During the past several years, the scientific community has been subjected to a campaign to improve communications with the external public. The drumbeat for enhanced engagement emanated from a range of interests. People working in industry, academia, and professional organizations as well as communication scholars and gurus all aggressively urged scientists to refine what they say and how they say it in dealings with global collaborators, citizens, funders, opinion leaders, and legislators— all to better improve relationships and outcomes.
Considerably less attention meanwhile has been paid to the efficacy of scientists’ internal communications. Conversations and exchanges within labs are “relatively neglected compared with external communications in the context of the current science communication push,” said Chris Mooney, a journalist and academic who works in the intersection of science, communication, and politics.
Close proximity can create assumptions that mislead lab managers into a state of communicative complacency—the false sense of security that they are indeed getting the intended message across to staff and superiors. “The first principle of communication,” said consultant and scholar Philip Clampitt, “is ‘message sent’ often does not equal ‘message received.’”
Scientists “believe it’s all taken care of,” said author and consultant Dennis Meredith, “because they pass each other in the hall, confer on a particular experiment occasionally, or have journal clubs and those kinds of meetings. But that’s not the case.”

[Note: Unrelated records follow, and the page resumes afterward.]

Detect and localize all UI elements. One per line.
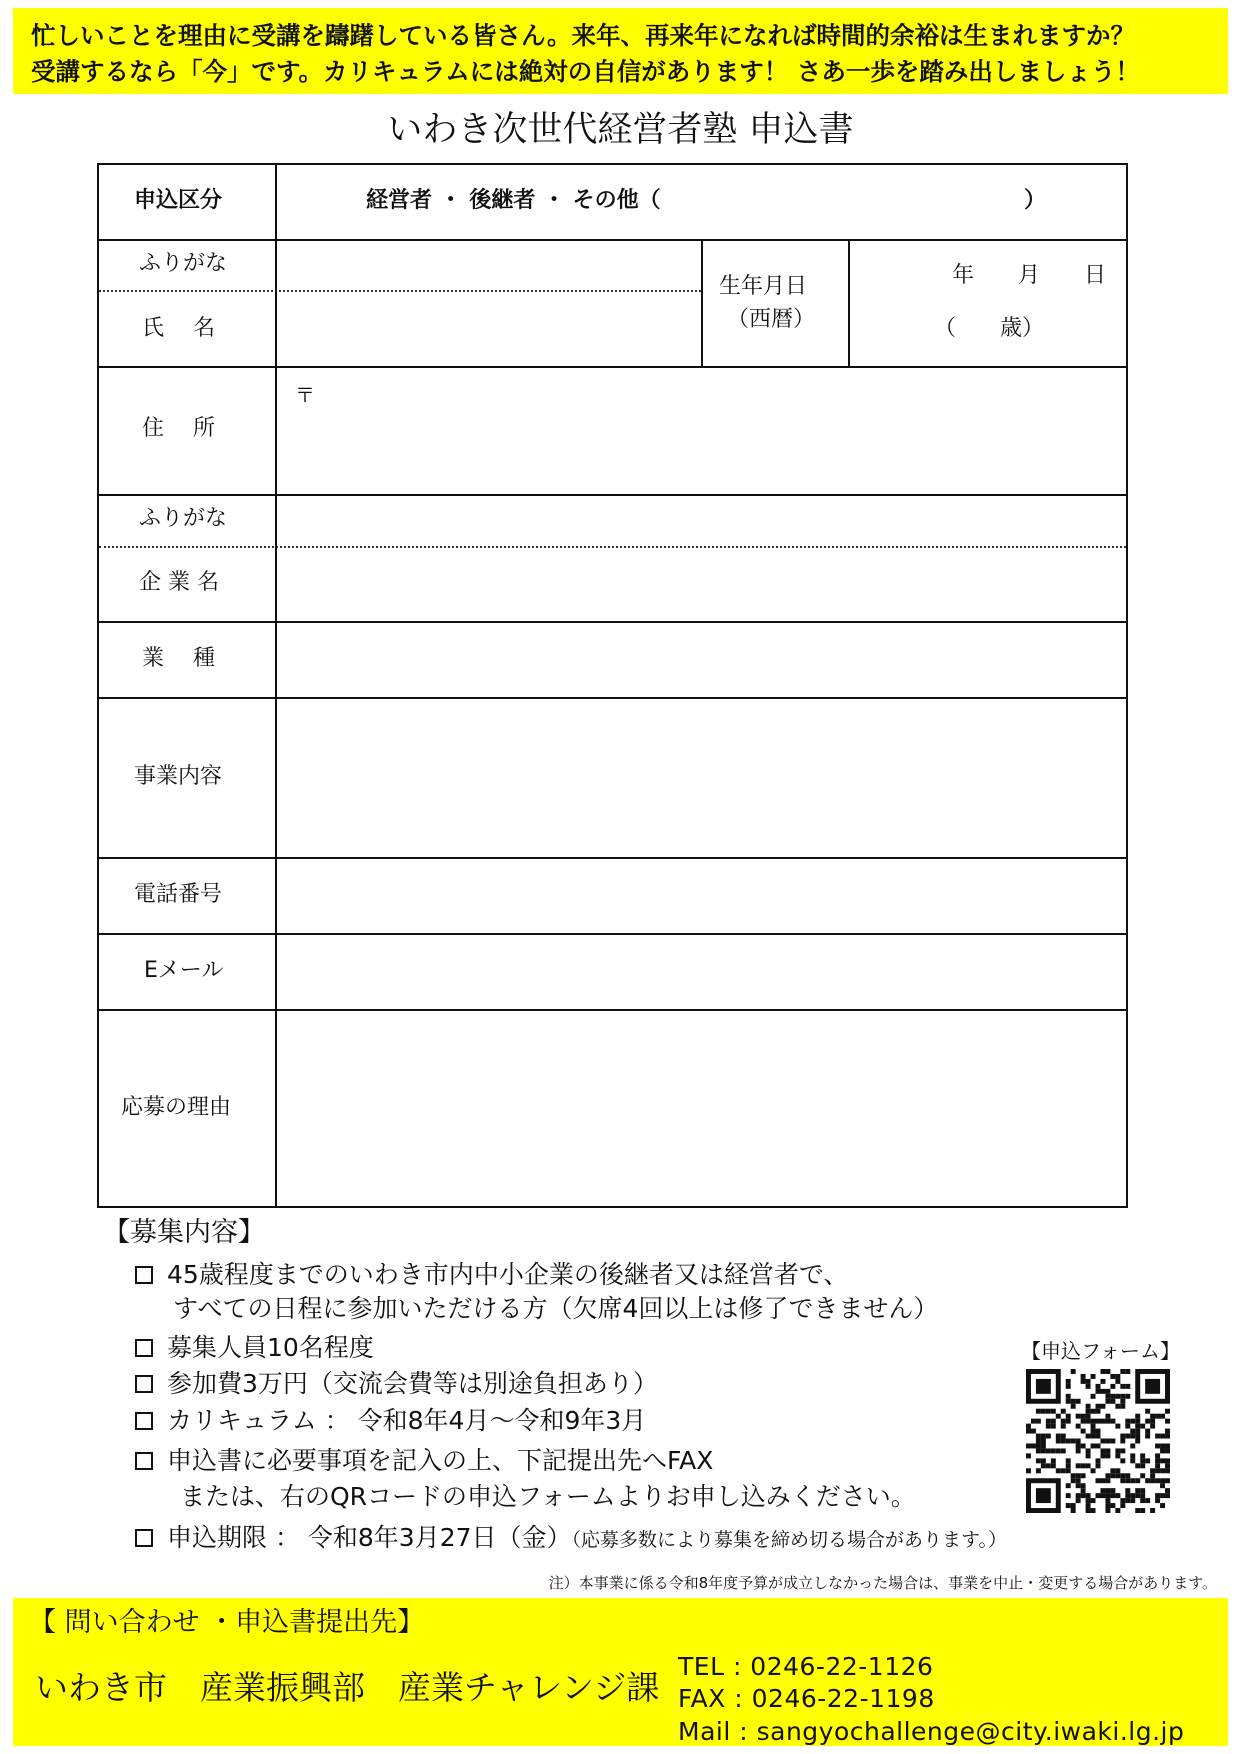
deadline-note: （応募多数により募集を締め切る場合があります。） bbox=[571, 1529, 1008, 1551]
category-options[interactable]: 経営者 ・ 後継者 ・ その他（ bbox=[366, 188, 661, 213]
organization-name: いわき市 産業振興部 産業チャレンジ課 bbox=[35, 1668, 660, 1707]
recruitment-item: 参加費3万円（交流会費等は別途負担あり） bbox=[135, 1367, 658, 1401]
phone-label: 電話番号 bbox=[134, 882, 223, 907]
row-divider bbox=[99, 494, 1126, 496]
email-label: Eメール bbox=[144, 958, 224, 983]
checkbox-icon[interactable] bbox=[135, 1339, 153, 1357]
birth-label: 生年月日 bbox=[719, 274, 808, 299]
age-field[interactable]: （ 歳） bbox=[934, 316, 1045, 341]
reason-label: 応募の理由 bbox=[121, 1095, 232, 1120]
recruitment-item: 申込書に必要事項を記入の上、下記提出先へFAX bbox=[135, 1444, 713, 1478]
contact-footer bbox=[13, 1598, 1228, 1746]
row-divider bbox=[99, 621, 1126, 623]
top-banner bbox=[13, 8, 1228, 94]
dotted-divider bbox=[99, 546, 1126, 548]
birth-value-divider bbox=[848, 239, 850, 367]
qr-label: 【申込フォーム】 bbox=[1021, 1339, 1180, 1363]
checkbox-icon[interactable] bbox=[135, 1375, 153, 1393]
checkbox-icon[interactable] bbox=[135, 1452, 153, 1470]
checkbox-icon[interactable] bbox=[135, 1412, 153, 1430]
recruitment-item: 45歳程度までのいわき市内中小企業の後継者又は経営者で、 bbox=[135, 1258, 848, 1292]
category-close: ） bbox=[1024, 188, 1047, 213]
row-divider bbox=[99, 366, 1126, 368]
budget-note: 注）本事業に係る令和8年度予算が成立しなかった場合は、事業を中止・変更する場合があります。 bbox=[548, 1574, 1217, 1592]
address-label: 住 所 bbox=[142, 416, 215, 441]
birth-column-divider bbox=[701, 239, 703, 367]
contact-fax[interactable]: FAX : 0246-22-1198 bbox=[678, 1684, 935, 1713]
application-form bbox=[97, 163, 1128, 1208]
row-divider bbox=[99, 933, 1126, 935]
checkbox-icon[interactable] bbox=[135, 1266, 153, 1284]
furigana-label: ふりがな bbox=[139, 251, 228, 276]
label-column-divider bbox=[275, 165, 277, 1206]
checkbox-icon[interactable] bbox=[135, 1529, 153, 1547]
recruitment-item: 申込期限 ： 令和8年3月27日（金）（応募多数により募集を締め切る場合があります。） bbox=[135, 1521, 1007, 1557]
birth-label-era: （西暦） bbox=[727, 307, 816, 332]
birth-date-field[interactable]: 年 月 日 bbox=[952, 263, 1107, 288]
row-divider bbox=[99, 239, 1126, 241]
row-divider bbox=[99, 857, 1126, 859]
banner-line-2: 受講するなら「今」です。カリキュラムには絶対の自信があります！ さあ一歩を踏み出しましょう！ bbox=[31, 57, 1140, 86]
row-divider bbox=[99, 1009, 1126, 1011]
contact-tel[interactable]: TEL : 0246-22-1126 bbox=[678, 1652, 934, 1681]
qr-code-icon[interactable] bbox=[1026, 1369, 1170, 1513]
recruitment-item: 募集人員10名程度 bbox=[135, 1331, 374, 1365]
postal-mark: 〒 bbox=[295, 383, 315, 407]
recruitment-item-cont: すべての日程に参加いただける方（欠席4回以上は修了できません） bbox=[173, 1294, 939, 1323]
contact-heading: 【 問い合わせ ・申込書提出先】 bbox=[29, 1607, 425, 1638]
form-title: いわき次世代経営者塾 申込書 bbox=[387, 110, 854, 150]
category-label: 申込区分 bbox=[134, 188, 223, 213]
name-label: 氏 名 bbox=[142, 316, 215, 341]
banner-line-1: 忙しいことを理由に受講を躊躇している皆さん。来年、再来年になれば時間的余裕は生まれますか？ bbox=[31, 21, 1135, 50]
company-label: 企 業 名 bbox=[139, 570, 219, 595]
recruitment-item-cont: または、右のQRコードの申込フォームよりお申し込みください。 bbox=[180, 1482, 916, 1511]
furigana-company-label: ふりがな bbox=[139, 506, 228, 531]
dotted-divider bbox=[99, 290, 701, 292]
contact-mail[interactable]: Mail : sangyochallenge@city.iwaki.lg.jp bbox=[678, 1717, 1185, 1746]
business-label: 事業内容 bbox=[134, 764, 223, 789]
row-divider bbox=[99, 697, 1126, 699]
industry-label: 業 種 bbox=[142, 646, 215, 671]
recruitment-item: カリキュラム ： 令和8年4月～令和9年3月 bbox=[135, 1404, 646, 1438]
recruitment-heading: 【募集内容】 bbox=[103, 1217, 265, 1248]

As a result, levels of staff performance, motivation, and trust are less than optimal. And then there’s the issue of choosing the most appropriate channel for the situation at hand, another potential source of miscommunication gaffes. Under what circumstances are different techniques adverse or desirable? What’s best—one-onone or face-to-face meetings; telephone or email and social media communiques; or group meetings?
Bench scientists typically receive scant formal training in the communication arts, according to a study by John Besley from the University of South Carolina’s School of Journalism and Mass Communications. Only one in five communication experts reported conducting such training, and when it did occur, engagement was a secondary focus. Numerous other studies hammer home the paradigm of the communicatively challenged scientist who prefers to be left alone to pursue research. Science and engineering, said Meredith, are “professions that have not valued explanation.”
The starting point for an understanding of the best internal communication practices—and the drivers of motivation, group performance, and trust—is contained in the body of research into psychosocial behaviors, augmented by more recent works from communication specialists who have taken up the cause of science.
A synopsis might begin with the handful of classic theorists who lay the foundations of motivational workplace orthodoxy. Maslow, Hertzberg, Deming, Vroom giants all, and all of whom prescribed (in varying degrees) that management emphasize intrinsic motivators and psychological incentives and reduce reliance on extrinsic payoffs such as cash and perks. A recent McKinsey Quarterly report underscored the value of managerial recognition and attention as a recurring theme in motivational effectiveness surveys. “We’ve known how to motivate workers for a while,” said Roger Mayer from N.C. State’s Poole College of Management. “It depends on how dedicated organizations are to revisiting what works.”